As more than 1,000 executives gather in Paris to discuss their response to climate change, a group of investors managing $25 trillion opened a web portal detailing the action being taken to cut pollution.
Four investor groups representing 265 institutions worldwide joined the United Nations Environment Program in opening a web portal that will show which projects gained finance to rein in global warming.
The move reflects a shift in the business community toward embracing the inevitability of stricter regulations on fossil fuels and more incentives for cleaner forms of energy. French President Francois Hollande, whose nation in December hosts the culminating round of UN talks aimed at the first-ever emissions limits that will apply in all countries, said executives need to recognize the rewards they can reap from the shift.
“Climate change is a menace, but it is also an opportunity to prepare the switch to a non-carbon energy future,” Hollande said in Berlin at a meeting with environment ministers and German Chancellor Angela Merkel. The UN effort, he said, represents the “last hope for a framework for energy transformation.”
Hollande’s appearance, along with the announcement from investors and the forum for executives in Paris beginning Wednesday, are part of the UN-led push to boost ambitions for the climate discussions later this year.
With greenhouse gases and the world’s average temperature both at record levels, more than 190 nations are negotiating on a deal that would replace the fossil fuel limits set out for industrial nations in the 1997 Kyoto Protocol. Their aim is to keep global warming to 2 degrees Celsius (3.6 degrees Fahrenheit) by the end of the century, a shift that remains the quickest since the last ice age ended some 10,000 years ago.
Investors and companies that once sought to block new climate regulations now are supporting the process. The French oil major Total SA and Norway’s state oil company Statoil ASA are among those who will attend the meeting in Paris.
“Investors are working hard for a low carbon transition,” said Stephanie Pfeifer, chief executive officer of the Institutional Investors Group on Climate Change in Europe, which represents 100 firms managing 10 trillion euros ($11 trillion). “An ambitious global deal which sets a clear pathway towards a low carbon future would enable them to scale up these actions and go further.”
In Berlin, Merkel said climate change is an “opportunity” for those willing phase out fossil fuels and shift to cleaner forms of energy. Her country is in the process of scrapping nuclear reactors, providing incentives for solar and wind farms to make up the difference.
“We have to achieve the decarbonization this century,” Merkel said. “It will be decisive how we can channel global investments into a climate-friendly path” and those investments, she said, can be possible “without sacrificing economic growth.”
Renewable energy investment hit a record $310 billion last year, according to data compiled by Bloomberg.

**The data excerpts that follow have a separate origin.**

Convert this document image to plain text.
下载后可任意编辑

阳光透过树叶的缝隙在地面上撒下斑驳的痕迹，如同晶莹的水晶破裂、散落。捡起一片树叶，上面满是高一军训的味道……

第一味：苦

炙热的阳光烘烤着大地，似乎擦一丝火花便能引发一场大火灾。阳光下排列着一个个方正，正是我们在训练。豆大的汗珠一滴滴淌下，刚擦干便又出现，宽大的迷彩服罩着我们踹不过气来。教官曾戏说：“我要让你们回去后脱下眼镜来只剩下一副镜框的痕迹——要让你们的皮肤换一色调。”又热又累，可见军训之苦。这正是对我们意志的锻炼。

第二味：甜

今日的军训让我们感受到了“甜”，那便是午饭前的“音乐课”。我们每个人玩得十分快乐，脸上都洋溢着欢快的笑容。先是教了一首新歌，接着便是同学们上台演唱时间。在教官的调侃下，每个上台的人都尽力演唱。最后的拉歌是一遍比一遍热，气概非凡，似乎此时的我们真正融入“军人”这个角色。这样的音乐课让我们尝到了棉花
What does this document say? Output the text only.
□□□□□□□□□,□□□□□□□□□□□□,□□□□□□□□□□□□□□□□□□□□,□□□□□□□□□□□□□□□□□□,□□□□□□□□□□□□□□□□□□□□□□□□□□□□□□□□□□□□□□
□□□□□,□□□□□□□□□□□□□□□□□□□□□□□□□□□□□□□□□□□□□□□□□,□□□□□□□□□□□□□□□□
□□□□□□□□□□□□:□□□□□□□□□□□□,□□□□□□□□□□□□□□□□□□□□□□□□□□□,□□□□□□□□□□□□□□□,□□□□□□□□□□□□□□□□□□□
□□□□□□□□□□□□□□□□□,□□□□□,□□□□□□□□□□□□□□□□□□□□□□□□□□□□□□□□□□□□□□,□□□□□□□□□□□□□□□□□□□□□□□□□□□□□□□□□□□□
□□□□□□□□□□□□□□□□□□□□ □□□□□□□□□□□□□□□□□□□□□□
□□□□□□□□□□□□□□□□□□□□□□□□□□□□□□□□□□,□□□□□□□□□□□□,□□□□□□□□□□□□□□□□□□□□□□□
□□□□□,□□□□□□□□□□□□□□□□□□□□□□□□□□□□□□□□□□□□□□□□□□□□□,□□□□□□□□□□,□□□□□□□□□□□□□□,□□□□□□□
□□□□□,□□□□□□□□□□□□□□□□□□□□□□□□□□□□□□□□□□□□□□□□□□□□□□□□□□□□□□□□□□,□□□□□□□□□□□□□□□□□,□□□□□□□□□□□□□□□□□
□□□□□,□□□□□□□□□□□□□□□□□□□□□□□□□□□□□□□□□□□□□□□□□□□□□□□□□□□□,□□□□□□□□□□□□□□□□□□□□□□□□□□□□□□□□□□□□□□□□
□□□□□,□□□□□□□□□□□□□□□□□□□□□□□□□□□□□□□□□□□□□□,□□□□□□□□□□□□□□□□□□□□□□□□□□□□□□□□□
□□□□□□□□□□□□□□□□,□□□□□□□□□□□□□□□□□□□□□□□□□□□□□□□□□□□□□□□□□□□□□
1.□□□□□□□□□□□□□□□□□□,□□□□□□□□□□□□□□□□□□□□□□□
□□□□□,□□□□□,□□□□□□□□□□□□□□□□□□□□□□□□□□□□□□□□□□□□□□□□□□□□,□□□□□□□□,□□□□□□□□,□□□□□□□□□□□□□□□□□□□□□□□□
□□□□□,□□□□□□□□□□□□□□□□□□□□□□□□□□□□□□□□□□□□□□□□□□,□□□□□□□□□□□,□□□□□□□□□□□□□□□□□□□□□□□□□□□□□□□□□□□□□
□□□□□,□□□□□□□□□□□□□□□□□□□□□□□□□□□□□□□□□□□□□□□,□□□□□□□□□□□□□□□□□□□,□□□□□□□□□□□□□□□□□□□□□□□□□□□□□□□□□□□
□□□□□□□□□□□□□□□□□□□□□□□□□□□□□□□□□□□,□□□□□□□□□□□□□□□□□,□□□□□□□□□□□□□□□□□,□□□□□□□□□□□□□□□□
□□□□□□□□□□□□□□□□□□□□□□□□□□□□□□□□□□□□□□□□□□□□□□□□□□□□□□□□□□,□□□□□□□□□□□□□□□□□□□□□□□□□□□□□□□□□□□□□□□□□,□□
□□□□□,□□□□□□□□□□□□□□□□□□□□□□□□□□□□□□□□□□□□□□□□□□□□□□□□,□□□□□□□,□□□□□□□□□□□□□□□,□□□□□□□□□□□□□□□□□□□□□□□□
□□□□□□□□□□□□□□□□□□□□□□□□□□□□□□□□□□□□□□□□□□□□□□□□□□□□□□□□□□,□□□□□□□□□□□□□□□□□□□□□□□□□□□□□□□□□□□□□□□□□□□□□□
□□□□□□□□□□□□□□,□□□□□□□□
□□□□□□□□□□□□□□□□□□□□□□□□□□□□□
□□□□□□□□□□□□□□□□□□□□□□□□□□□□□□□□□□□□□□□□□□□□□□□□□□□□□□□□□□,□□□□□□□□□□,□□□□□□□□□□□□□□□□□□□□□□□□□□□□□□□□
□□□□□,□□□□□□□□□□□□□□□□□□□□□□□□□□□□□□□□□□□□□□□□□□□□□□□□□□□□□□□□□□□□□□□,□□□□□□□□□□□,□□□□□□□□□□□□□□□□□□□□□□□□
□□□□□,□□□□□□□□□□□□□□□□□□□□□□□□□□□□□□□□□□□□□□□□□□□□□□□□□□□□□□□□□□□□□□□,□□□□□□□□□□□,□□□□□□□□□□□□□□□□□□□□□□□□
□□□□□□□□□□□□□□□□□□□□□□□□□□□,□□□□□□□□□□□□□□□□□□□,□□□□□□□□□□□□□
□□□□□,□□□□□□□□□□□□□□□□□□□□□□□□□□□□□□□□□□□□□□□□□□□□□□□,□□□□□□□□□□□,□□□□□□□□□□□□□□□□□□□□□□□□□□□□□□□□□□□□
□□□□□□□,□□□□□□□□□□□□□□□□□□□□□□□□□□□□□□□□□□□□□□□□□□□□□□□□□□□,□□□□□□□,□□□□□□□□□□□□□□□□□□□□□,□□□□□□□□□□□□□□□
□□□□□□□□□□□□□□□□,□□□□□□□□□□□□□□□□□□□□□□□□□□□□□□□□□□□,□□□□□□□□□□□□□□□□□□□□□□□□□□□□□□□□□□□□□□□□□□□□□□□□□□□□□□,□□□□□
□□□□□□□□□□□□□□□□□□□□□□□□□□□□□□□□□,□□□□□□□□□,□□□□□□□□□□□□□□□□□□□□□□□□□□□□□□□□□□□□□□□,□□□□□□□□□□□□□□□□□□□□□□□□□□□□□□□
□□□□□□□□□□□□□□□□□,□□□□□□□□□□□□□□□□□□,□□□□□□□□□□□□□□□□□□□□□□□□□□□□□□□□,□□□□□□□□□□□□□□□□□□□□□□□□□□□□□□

That’s short of the $1 trillion or more that the International Energy Agency says is necessary between now and 2050 to keep the planet from overheating.
The investors groups said their web portal is the first to record the wide range of projects obtaining finance. The site on Monday showed 17 separate projects spanning 30 countries, backed by 400 investors.
“The steps investors are taking today can be scaled up tremendously in the future with a strong climate deal,” said Chris Davis, chief of staff for the Investor Network on Climate Risk organized by Ceres, a Boston-based consultant advising 110 investors with $13 trillion of assets on sustainability issues.
The portal tracks how money is being reallocated toward low-carbon forms of energy and away from “emissions intensive” energy forms, according to a statement from the investors. It also shows how fund managers engage with fossil fuel companies and gives a way for companies to measure carbon pollution.
“The market for different investor responses to climate change is growing rapidly,” said Nathan Fabian, CEO of the Investors Group on Climate Change in Australia and New Zealand, which brings together 55 funds with $1 trillion. “This platform explains what investors are doing now.”